The Federal Reserve has published the 2013 Federal Reserve Payments Study that examines noncash payment trends in the United States. The 2013 Study has been expanded to include new information related to various payment initiation methods and unauthorized payments. To provide perspective on consumer and business payment trends over the past decade, the results are compared to previous payment studies conducted in 2004, 2007, and 2010.
The 2013 study shows that card payments--credit and debit--now account for more than two-thirds of all noncash payments, while the number of checks paid continued to decline. Other highlights include:
- The total number of noncash payments, excluding wire transfers, was 122.8 billion, a growth rate of 4.4 percent annually from 2009 to 2012. The rate of growth was down slightly from the previous 10 year (2003-2012) growth rate of 4.7 percent. The total value of noncash payments grew from $72.2 trillion in 2009 to just under $79 trillion in 2012.

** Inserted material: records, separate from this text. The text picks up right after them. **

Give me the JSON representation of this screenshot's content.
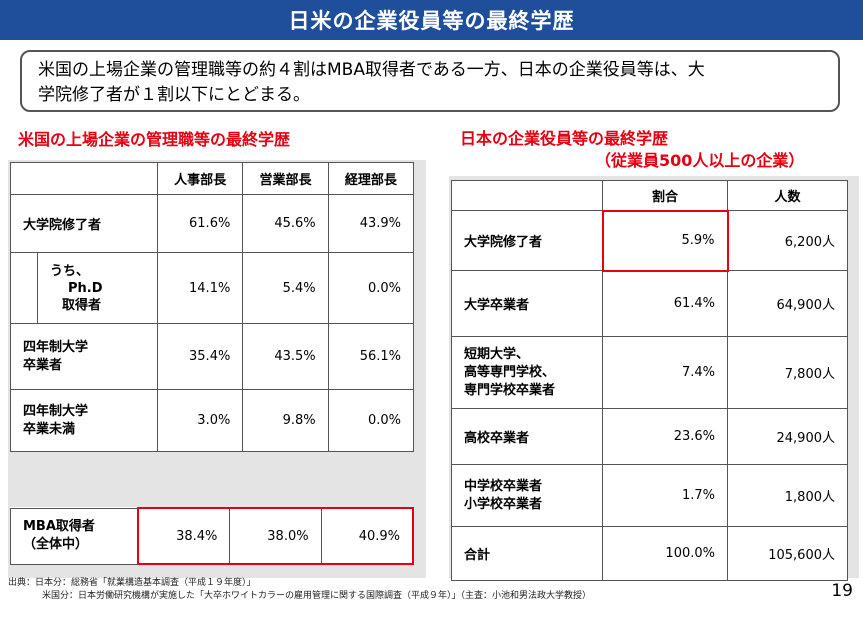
{
  "title": "日米の企業役員等の最終学歴",
  "summary_line1": "米国の上場企業の管理職等の約４割はMBA取得者である一方、日本の企業役員等は、大",
  "summary_line2": "学院修了者が１割以下にとどまる。",
  "us": {
    "title": "米国の上場企業の管理職等の最終学歴",
    "headers": [
      "人事部長",
      "営業部長",
      "経理部長"
    ],
    "rows": [
      {
        "label": "大学院修了者",
        "values": [
          "61.6%",
          "45.6%",
          "43.9%"
        ]
      },
      {
        "label_lines": [
          "うち、",
          "Ph.D",
          "取得者"
        ],
        "values": [
          "14.1%",
          "5.4%",
          "0.0%"
        ]
      },
      {
        "label_lines": [
          "四年制大学",
          "卒業者"
        ],
        "values": [
          "35.4%",
          "43.5%",
          "56.1%"
        ]
      },
      {
        "label_lines": [
          "四年制大学",
          "卒業未満"
        ],
        "values": [
          "3.0%",
          "9.8%",
          "0.0%"
        ]
      }
    ],
    "mba": {
      "label_lines": [
        "MBA取得者",
        "（全体中）"
      ],
      "values": [
        "38.4%",
        "38.0%",
        "40.9%"
      ]
    }
  },
  "jp": {
    "title_line1": "日本の企業役員等の最終学歴",
    "title_line2": "（従業員500人以上の企業）",
    "headers": [
      "割合",
      "人数"
    ],
    "rows": [
      {
        "label_lines": [
          "大学院修了者"
        ],
        "values": [
          "5.9%",
          "6,200人"
        ]
      },
      {
        "label_lines": [
          "大学卒業者"
        ],
        "values": [
          "61.4%",
          "64,900人"
        ]
      },
      {
        "label_lines": [
          "短期大学、",
          "高等専門学校、",
          "専門学校卒業者"
        ],
        "values": [
          "7.4%",
          "7,800人"
        ]
      },
      {
        "label_lines": [
          "高校卒業者"
        ],
        "values": [
          "23.6%",
          "24,900人"
        ]
      },
      {
        "label_lines": [
          "中学校卒業者",
          "小学校卒業者"
        ],
        "values": [
          "1.7%",
          "1,800人"
        ]
      },
      {
        "label_lines": [
          "合計"
        ],
        "values": [
          "100.0%",
          "105,600人"
        ]
      }
    ]
  },
  "source_line1": "出典：日本分：総務省「就業構造基本調査（平成１９年度）」",
  "source_line2": "米国分：日本労働研究機構が実施した「大卒ホワイトカラーの雇用管理に関する国際調査（平成９年）」（主査：小池和男法政大学教授）",
  "page_number": "19",
  "colors": {
    "header_bg": "#1f4e9b",
    "accent_red": "#e60012"
  }
}
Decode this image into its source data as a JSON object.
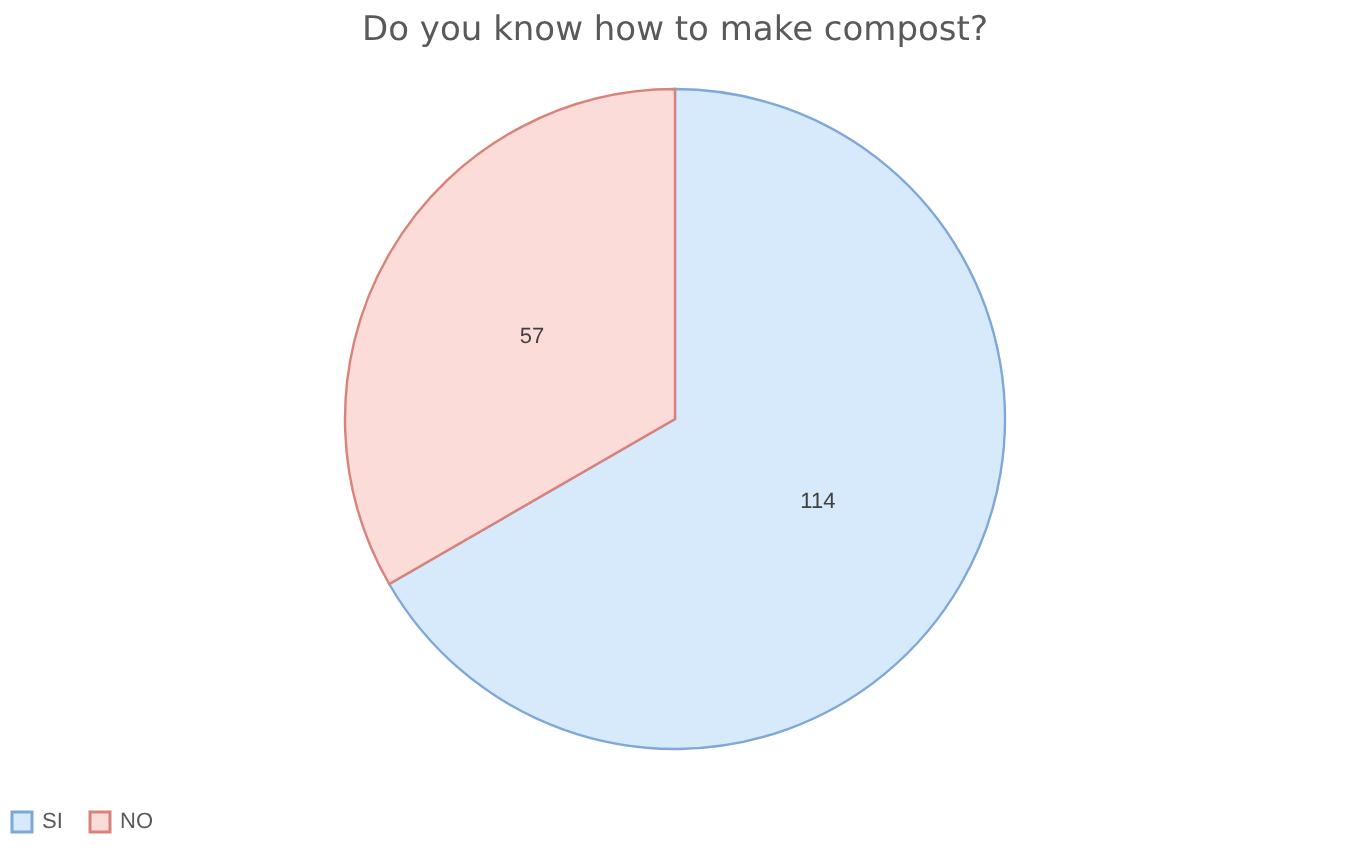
{
  "chart_data": {
    "type": "pie",
    "title": "Do you know how to make compost?",
    "categories": [
      "SI",
      "NO"
    ],
    "values": [
      114,
      57
    ],
    "colors": [
      "#d6eafb",
      "#fbdcd8"
    ],
    "data_labels": true,
    "legend": "bottom"
  }
}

- The number of credit card payments, which had shown a decline in the 2010 Study, grew at an annual rate of 7.6 percent from 2009 to 2012. Debit card payments grew at a rate of 7.7 percent over that same period.
- Automated Clearing House (ACH) growth slowed to 5.1 percent annually from 2009 to 2012, down from the average annual growth of 10.9 percent over the previous 10 years. From 2009 to 2012, the number of ACH payments as a percentage of total payments increased less than 1 percent while the value of ACH as a percentage of total noncash payments rose almost 10 percentage points, from 51.5 percent to 61.3 percent.
- The number of checks paid continues to decline, falling to 18.3 billion, less than half the number a decade earlier (37.3 billion). Checks are increasingly being deposited as images, with 17 percent being deposited as an image at the bank of first deposit versus 13 percent as reported in the 2010 Study.
- The 2013 Study estimates that there were 31.1 million unauthorized payment transactions in 2012, with a value of $6.1 billion.